Cette définition n'épuise cependant pas la question de la nature de la sécurité intérieure. J'utiliserai la méthode comparative pour tracer ses contours. La sécurité intérieure doit-elle être distinguée de la sécurité extérieure, allant ainsi à contre-courant de la tendance actuelle visant à gommer les différences ? Malgré les points communs entre les deux, nous devinons que l'action de sécurité est bien différente de l'action de guerre. Une police démocratique appartient-elle à la même espèce qu'une police autocratique ? D'emblée la réponse paraît négative. Mais en quoi précisément une authentique police démocratique se démarque-t-elle de la police d’un régime autocratique ? La proximité entre le policier et le juge ne nous empêche pas de constater qu'ils pratiquent des métiers différents. Qu'est-ce qui sépare le travail du policier de celui du juge ? Bref, si nous découvrons ce qui distingue la sécurité intérieure de pratiques parentes, sa nature propre nous sera mieux connue. Il paraît dont fécond d'opposer la sécurité intérieure, premièrement, à la sécurité extérieure, deuxièmement, à la police des régimes non démocratiques et, troisièmement, à l'activité judiciaire.

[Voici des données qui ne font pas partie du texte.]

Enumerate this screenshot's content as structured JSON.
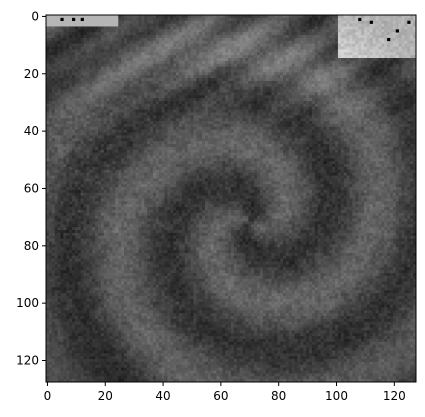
{
  "chart_data": {
    "type": "heatmap",
    "colormap": "gray",
    "xlim": [
      -0.5,
      127.5
    ],
    "ylim": [
      127.5,
      -0.5
    ],
    "y_inverted": true,
    "grid": false,
    "title": "",
    "xlabel": "",
    "ylabel": "",
    "x_ticks": [
      0,
      20,
      40,
      60,
      80,
      100,
      120
    ],
    "x_tick_labels": [
      "0",
      "20",
      "40",
      "60",
      "80",
      "100",
      "120"
    ],
    "y_ticks": [
      0,
      20,
      40,
      60,
      80,
      100,
      120
    ],
    "y_tick_labels": [
      "0",
      "20",
      "40",
      "60",
      "80",
      "100",
      "120"
    ],
    "image_size": [
      128,
      128
    ],
    "content": "grayscale satellite image of a cyclonic cloud swirl",
    "eye_center_data_units": [
      70,
      72
    ],
    "frame_color": "#000000"
  }
}
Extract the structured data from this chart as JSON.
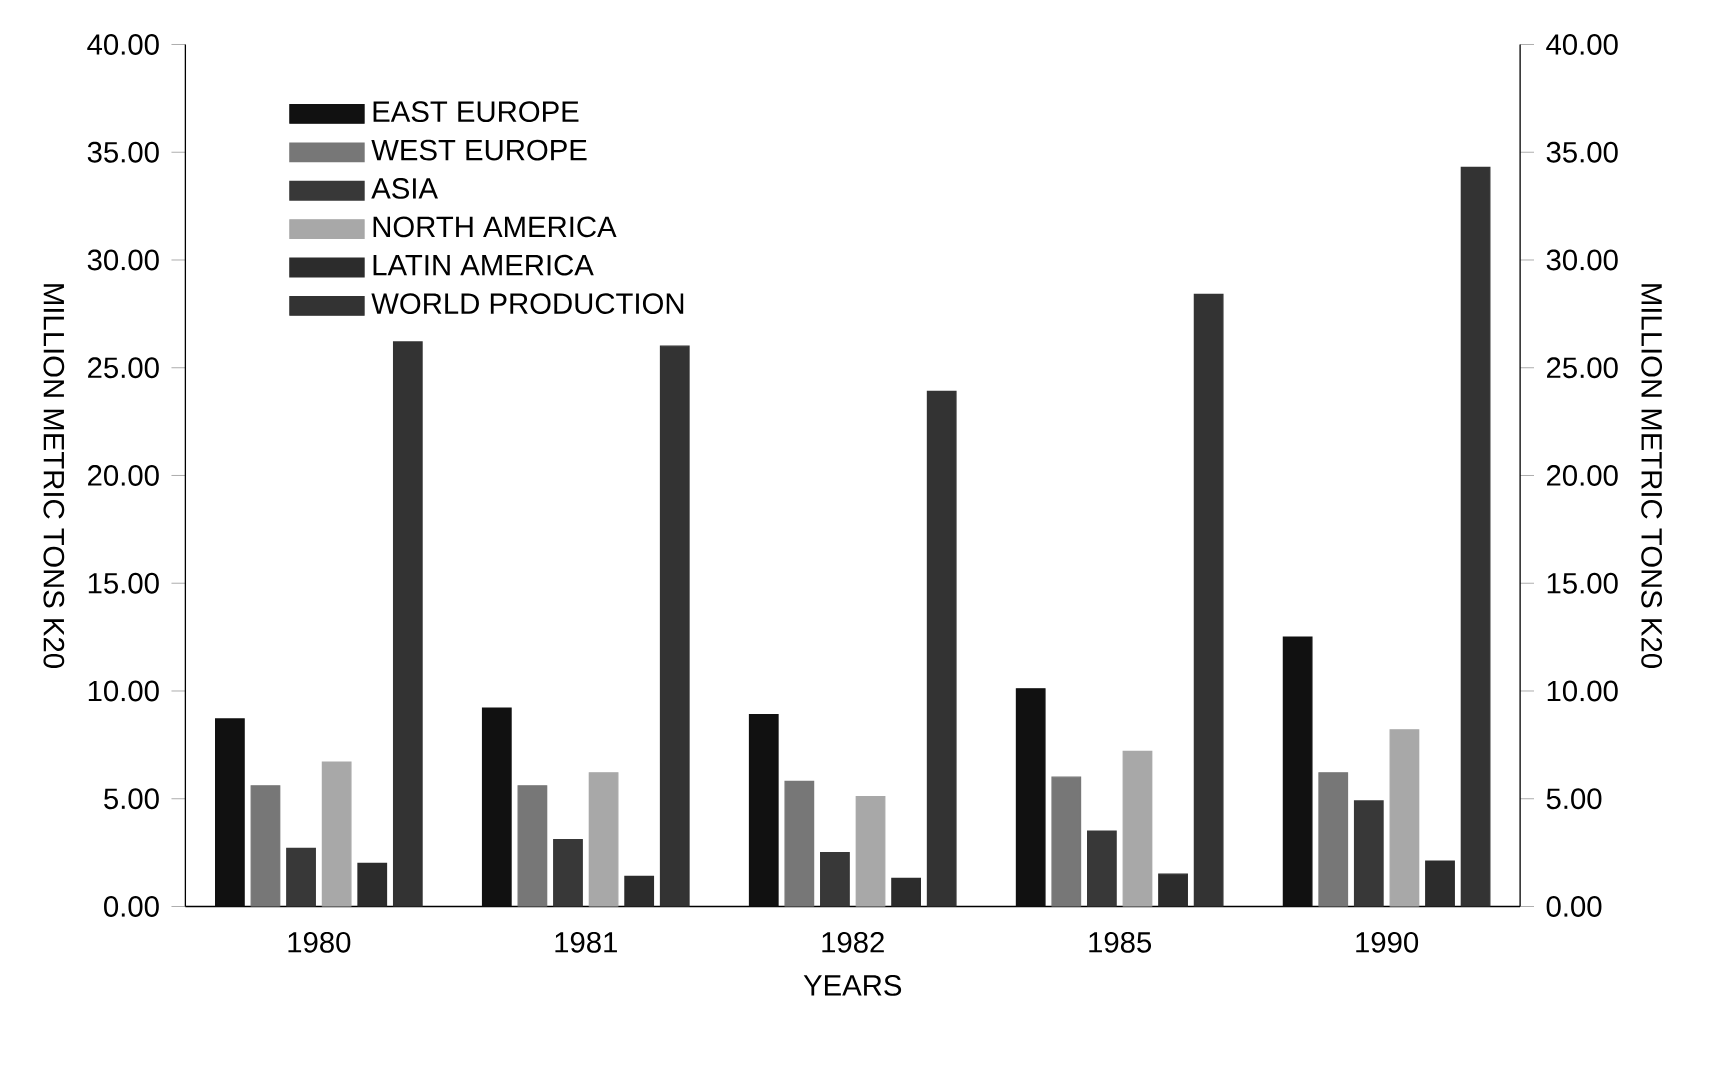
{
  "chart_data": {
    "type": "bar",
    "xlabel": "YEARS",
    "ylabel": "MILLION METRIC TONS K20",
    "y2label": "MILLION METRIC TONS K20",
    "categories": [
      "1980",
      "1981",
      "1982",
      "1985",
      "1990"
    ],
    "series": [
      {
        "name": "EAST EUROPE",
        "color": "#111111",
        "values": [
          8.7,
          9.2,
          8.9,
          10.1,
          12.5
        ]
      },
      {
        "name": "WEST EUROPE",
        "color": "#777777",
        "values": [
          5.6,
          5.6,
          5.8,
          6.0,
          6.2
        ]
      },
      {
        "name": "ASIA",
        "color": "#383838",
        "values": [
          2.7,
          3.1,
          2.5,
          3.5,
          4.9
        ]
      },
      {
        "name": "NORTH AMERICA",
        "color": "#a8a8a8",
        "values": [
          6.7,
          6.2,
          5.1,
          7.2,
          8.2
        ]
      },
      {
        "name": "LATIN AMERICA",
        "color": "#2c2c2c",
        "values": [
          2.0,
          1.4,
          1.3,
          1.5,
          2.1
        ]
      },
      {
        "name": "WORLD PRODUCTION",
        "color": "#333333",
        "values": [
          26.2,
          26.0,
          23.9,
          28.4,
          34.3
        ]
      }
    ],
    "ylim": [
      0,
      40
    ],
    "yticks": [
      {
        "value": 0,
        "label": "0.00"
      },
      {
        "value": 5,
        "label": "5.00"
      },
      {
        "value": 10,
        "label": "10.00"
      },
      {
        "value": 15,
        "label": "15.00"
      },
      {
        "value": 20,
        "label": "20.00"
      },
      {
        "value": 25,
        "label": "25.00"
      },
      {
        "value": 30,
        "label": "30.00"
      },
      {
        "value": 35,
        "label": "35.00"
      },
      {
        "value": 40,
        "label": "40.00"
      }
    ],
    "y2lim": [
      0,
      40
    ],
    "y2ticks": [
      {
        "value": 0,
        "label": "0.00"
      },
      {
        "value": 5,
        "label": "5.00"
      },
      {
        "value": 10,
        "label": "10.00"
      },
      {
        "value": 15,
        "label": "15.00"
      },
      {
        "value": 20,
        "label": "20.00"
      },
      {
        "value": 25,
        "label": "25.00"
      },
      {
        "value": 30,
        "label": "30.00"
      },
      {
        "value": 35,
        "label": "35.00"
      },
      {
        "value": 40,
        "label": "40.00"
      }
    ],
    "legend": "top left",
    "grid": false
  }
}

1. Action de guerre et action de sécurité
La « guerre au terrorisme » dont on nous rabat les oreilles nous rappelle qu'il est facile de confondre la sécurité intérieure et la sécurité extérieure. Et il est vrai que les deux partagent un certain nombre de points communs. Après tout, le général en chef des forces armées et le chef de police veulent tous deux assurer la sécurité de la population. Et les deux ordres d'activités se ressemblent à plusieurs égards : l'affrontement, la dialectique de l'attaque et de la défense, une part irréductible de violence. Au Moyen Âge, la différence entre le policier et le soldat était loin d'être évidente. Le seigneur féodal, homme de guerre, se chargeait de policer sa seigneurie. La maréchaussée, ancêtre de la gendarmerie, était une force de police militaire (Aubouin et coll. 2005). L'histoire plus récente nous apprend que les militaires ont souvent été utilisés pour des opérations de maintien de l'ordre.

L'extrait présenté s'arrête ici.